Common Sense
Nancy at Flying Stars asks about common sense. She is working on a book.
I asked AMBER for the references to "common sense" and got over 500. There is one which has something to do with women that I thought would be useful for her, but of course I could not find it, even with the help of amber. (Look up the etymology of "electricity" if you find this confusing...
But AMBER nearly always shows me something Chesterton wrote which I have forgotten about. Here are some which are very interesting...
The deadly and divine cleavage between the sexes has compelled every woman and every man, age after age, to believe without understanding; to have faith without any knowledge.
Upon the same principle it is a good thing for any man to have to review a book which he cannot review. It is a good thing for his agnosticism and his humility to consider a book which may be much better than he can ever understand. It is good for a man who has seen many books which he could not review because they were so silly, to review one book which he cannot review because it is so wise. For wisdom, first and last, is the characteristic of women. They are often silly, they are always wise. Commonsense is uncommon among men; but commonsense is really and literally a common sense among women. And the sagacity of women, like the sagacity of saints, or that of donkeys, is something outside all questions of ordinary cleverness and ambition.

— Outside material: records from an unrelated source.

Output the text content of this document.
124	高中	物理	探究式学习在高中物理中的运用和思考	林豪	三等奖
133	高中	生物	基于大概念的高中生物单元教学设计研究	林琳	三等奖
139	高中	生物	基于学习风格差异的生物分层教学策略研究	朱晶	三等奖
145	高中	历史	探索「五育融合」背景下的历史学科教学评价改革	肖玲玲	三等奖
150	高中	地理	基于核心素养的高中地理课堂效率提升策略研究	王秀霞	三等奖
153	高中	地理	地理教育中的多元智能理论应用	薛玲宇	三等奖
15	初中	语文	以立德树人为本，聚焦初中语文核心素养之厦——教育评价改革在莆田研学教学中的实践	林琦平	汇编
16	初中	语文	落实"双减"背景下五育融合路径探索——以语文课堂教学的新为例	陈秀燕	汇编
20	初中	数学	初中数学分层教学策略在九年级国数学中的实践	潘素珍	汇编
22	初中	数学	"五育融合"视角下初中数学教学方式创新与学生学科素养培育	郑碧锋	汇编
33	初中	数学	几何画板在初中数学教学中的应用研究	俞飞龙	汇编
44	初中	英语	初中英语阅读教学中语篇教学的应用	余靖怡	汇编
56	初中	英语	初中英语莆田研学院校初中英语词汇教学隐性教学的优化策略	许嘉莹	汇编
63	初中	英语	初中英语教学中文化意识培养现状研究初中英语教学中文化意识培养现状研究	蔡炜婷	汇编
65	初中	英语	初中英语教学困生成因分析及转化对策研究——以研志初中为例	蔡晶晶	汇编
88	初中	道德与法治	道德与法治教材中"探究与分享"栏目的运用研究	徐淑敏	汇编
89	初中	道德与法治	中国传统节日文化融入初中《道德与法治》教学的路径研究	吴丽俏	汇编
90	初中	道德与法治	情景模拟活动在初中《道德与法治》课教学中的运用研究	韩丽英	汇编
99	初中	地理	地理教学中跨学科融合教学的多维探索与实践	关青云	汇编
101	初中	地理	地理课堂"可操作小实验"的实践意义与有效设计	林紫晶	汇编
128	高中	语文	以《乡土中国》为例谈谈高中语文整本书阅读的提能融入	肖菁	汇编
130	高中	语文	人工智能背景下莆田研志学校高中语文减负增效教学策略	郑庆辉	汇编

[GKC from The Nation, 1907, reprinted as "Louisa Alcott" in A Handful of Authors 163-164]
Of course she looms big in my memory: the author of the trilogy Little Women, Little Men, and Jo's Boys, and a number of other touching stories of families in America of the late 1800s.
The general attitude of St. Francis, like that of his Master, embodied a kind of terrible common sense. The famous remark of the Caterpillar in "Alice in Wonderland " - "Why not?" impresses us as his general motto. He could not see why he should not be on good terms with all things. The pomp of war and ambition, the great empire of the Middle Ages, and all its fellows begin to look tawdry and top-heavy, under the rationality of that innocent stare. His questions were blasting and devastating, like the questions of a child. He would not have been afraid even of the nightmares of cosmogony, for be had no fear in him. To him the world was small, not because he had any views as to its size, but for the reason that gossiping ladies find it small, because so many relatives were to be found in it. If you had taken him to the loneliest star that the madness of an astronomer can conceive, be would have only beheld in it the features of a new friend.
[GKC, Varied Types 69-70]
One more, from the same book...
Carlyle was, as we have suggested, a mystic, and mysticism was with him, as with all its genuine professors, only a transcendent form of common sense. Mysticism and common sense alike consist in a sense of the dominance of certain truths and tendencies which cannot be formally demonstrated or even formally named. Mysticism and common sense are alike appeals to realities that we all know to be real, but which have no place in argument except as postulates.
[GKC, Varied Types 116-117]
Perhaps these will help.
1 Comments:
They will, thank you.
I feel quite humbled that the mention of my project has found you scurrying with activity.
Of course, if it has prompted reading obscure paragraphs out of Chesterton, it has been worth it!